Ultramixer Tutorial: Cues & Loops

Die DJ Software Ultramixer bringt auch klassische DJ-Funktionen mit, wie zum Beispiel die Cues und die Loops. Die können frei gewählt werden, so dass du auf Knopfdruck zu einem festgelegten Punkt im Track springst und der Song ab dort weitergespielt wird (Cues) oder eben ein Loop aufgebaut wird. Auch die Loops kannst du in der Länge frei bestimmen aber auch schon voreingestellte Takte auswählen.

Ultramixer Tutorial: Cues setzen und nutzen

Leider sind die Wellenformen (Waveforms) in Ultramixer recht klein, was gerade bei Cue-Punkten recht störend sein kann. Vor allem weil man sie nicht genau setzen kann. Allerdings kann man in verschiedenen Skins auch größere Waveforms sich anzeigen lassen.

Die Cue-Punkte in Ultramixer lassen sich genau so einfach bedienen wie in jeder anderen DJ Software: Einfach an der Stelle, an der man einen Cue-Punkt gesetzt haben möchte, einen der 6 zur Verfügung stehenden Buttons klicken. Dann wird der Cue-Punkt genau dort gesetzt. Das funktioniert nicht nur während du einen Track im Deck abspielst, sondern eben auch im Pause-Modus, also wenn der Track nicht abgespielt wird und du dich zu dem jeweiligen Punkt, wo der Cue eingesetzt werden soll, navigierst.

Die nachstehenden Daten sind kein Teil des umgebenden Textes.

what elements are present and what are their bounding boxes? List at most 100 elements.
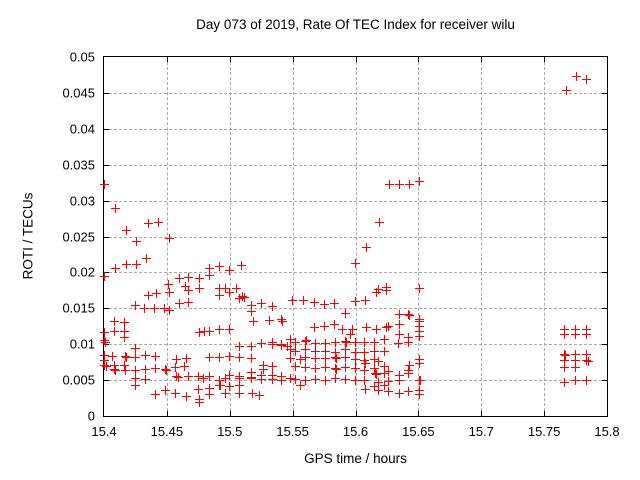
data-point-marker (340, 363, 350, 373)
data-point-marker (320, 363, 330, 373)
data-point-marker (255, 390, 265, 400)
data-point-marker (120, 351, 130, 361)
data-point-marker (110, 366, 120, 376)
y-tick-mark (104, 308, 109, 310)
data-point-marker (237, 292, 247, 302)
data-point-marker (379, 335, 389, 345)
data-point-marker (221, 389, 231, 399)
data-point-marker (235, 380, 245, 390)
x-tick-mark (481, 411, 483, 416)
data-point-marker (152, 289, 162, 299)
data-point-marker (221, 374, 231, 384)
data-point-marker (582, 330, 592, 340)
data-point-marker (276, 375, 286, 385)
data-point-marker (268, 301, 277, 311)
data-point-marker (359, 376, 369, 386)
data-point-marker (225, 351, 235, 361)
data-point-marker (415, 316, 425, 326)
data-point-marker (215, 262, 225, 272)
data-point-marker (300, 345, 310, 355)
y-tick-mark (104, 164, 109, 166)
data-point-marker (182, 354, 192, 364)
data-point-marker (395, 179, 404, 189)
data-point-marker (405, 179, 415, 189)
y-tick-mark (602, 92, 607, 94)
data-point-marker (395, 389, 404, 399)
data-point-marker (403, 310, 413, 320)
data-point-marker (172, 372, 182, 381)
data-point-marker (161, 386, 171, 396)
data-point-marker (171, 363, 181, 373)
data-point-marker (163, 280, 173, 290)
data-point-marker (403, 369, 413, 379)
data-point-marker (340, 336, 350, 346)
data-point-marker (415, 389, 425, 399)
data-point-marker (415, 177, 425, 187)
data-point-marker (319, 300, 329, 310)
data-point-marker (235, 353, 245, 363)
data-point-marker (351, 354, 360, 364)
data-point-marker (99, 351, 109, 361)
data-point-marker (283, 341, 293, 351)
data-point-marker (415, 359, 425, 369)
x-tick-label: 15.65 (402, 424, 435, 439)
x-tick-mark (355, 411, 357, 416)
data-point-marker (338, 325, 348, 335)
y-tick-mark (602, 128, 607, 130)
data-point-marker (235, 374, 245, 384)
data-point-marker (140, 374, 150, 384)
data-point-marker (382, 282, 392, 292)
data-point-marker (340, 353, 350, 363)
data-point-marker (110, 264, 120, 274)
data-point-marker (332, 364, 342, 374)
data-point-marker (285, 374, 295, 384)
data-point-marker (379, 361, 389, 371)
data-point-marker (330, 338, 340, 348)
data-point-marker (582, 325, 592, 335)
data-point-marker (200, 327, 210, 337)
data-point-marker (225, 265, 235, 275)
data-point-marker (195, 283, 205, 293)
x-tick-mark (481, 57, 483, 62)
data-point-marker (195, 273, 205, 283)
data-point-marker (403, 337, 413, 347)
data-point-marker (285, 354, 295, 364)
data-point-marker (384, 179, 394, 189)
data-point-marker (132, 237, 142, 247)
data-point-marker (361, 295, 371, 305)
data-point-marker (119, 318, 129, 328)
data-point-marker (374, 218, 384, 228)
data-point-marker (174, 298, 184, 308)
y-tick-mark (602, 344, 607, 346)
data-point-marker (246, 354, 256, 364)
data-point-marker (372, 324, 382, 334)
x-tick-label: 15.7 (468, 424, 494, 439)
data-point-marker (310, 374, 320, 384)
data-point-marker (395, 319, 404, 329)
x-tick-mark (292, 57, 294, 62)
data-point-marker (351, 296, 360, 306)
y-tick-mark (104, 380, 109, 382)
data-point-marker (149, 303, 159, 313)
gridline-horizontal (104, 200, 607, 202)
x-tick-label: 15.4 (91, 424, 117, 439)
y-tick-mark (104, 200, 109, 202)
data-point-marker (372, 369, 382, 379)
data-point-marker (373, 285, 383, 295)
data-point-marker (193, 372, 203, 381)
data-point-marker (130, 344, 140, 353)
data-point-marker (151, 364, 161, 374)
y-tick-mark (602, 380, 607, 382)
data-point-marker (215, 290, 225, 300)
data-point-marker (359, 338, 369, 348)
data-point-marker (130, 380, 140, 390)
data-point-marker (582, 349, 592, 359)
data-point-marker (183, 298, 193, 308)
data-point-marker (99, 272, 109, 282)
x-tick-mark (229, 411, 231, 416)
data-point-marker (256, 374, 266, 384)
data-point-marker (369, 382, 379, 392)
data-point-marker (290, 346, 300, 356)
data-point-marker (216, 381, 226, 391)
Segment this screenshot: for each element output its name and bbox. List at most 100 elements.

Wenn die Cues gesetzt sind, kannst du einfach mit einem Klick auf den jeweiligen Button den Cue nutzen und abfeuern. Da es sich um Hot-Cues handelt, kannst du während deines Sets einfach immer wieder auf die Cues zurückgreifen und Live abspielen. Bei einem Klick springt der Song genau an die Stelle und wird dort weiter abgespielt.

Ultramixer Tutorial: Loops setzen und nutzen

Die zweite Funktion die wir dir in diesem Ultramixer Tutorial näherbringen möchten sind die Loops. Hier gibt es zwei verschiedene Modi die du nutzen kannst:

  • Festgelegte Takte für die Loops (Auto-Loops)
  • Start & Ende vom Loop selber festlegen

Beginnen wir mit den festgelegten Takten der Loops. Die gibt es in verschiedenen Längen in Ultramixer, aber eben die typischen Taktlängen:

  • 1/32
  • 1/16
  • 1/18
  • 1/4
  • 1/2
  • 1
  • 2
  • 4
  • 8
  • 16
  • 32

Die Takte kannst du schon vor dem setzen vergrößern und verkleinern (durchs klicken auf den Pfeil nach Links oder den Pfeil nach Rechts) oder eben „on the fly“, also wenn der Loop schon gesetzt worden ist und auch abgespielt wird. Mit einem Klick auf den Takt dann einfach aktivieren. Dort wo du dich gerade im Track befindest, wird der Start des Loops gesetzt. Deaktivieren kannst du den Loop im Ultramixer einfach mit einem erneuten Klicken auf den ausgewählten Takt.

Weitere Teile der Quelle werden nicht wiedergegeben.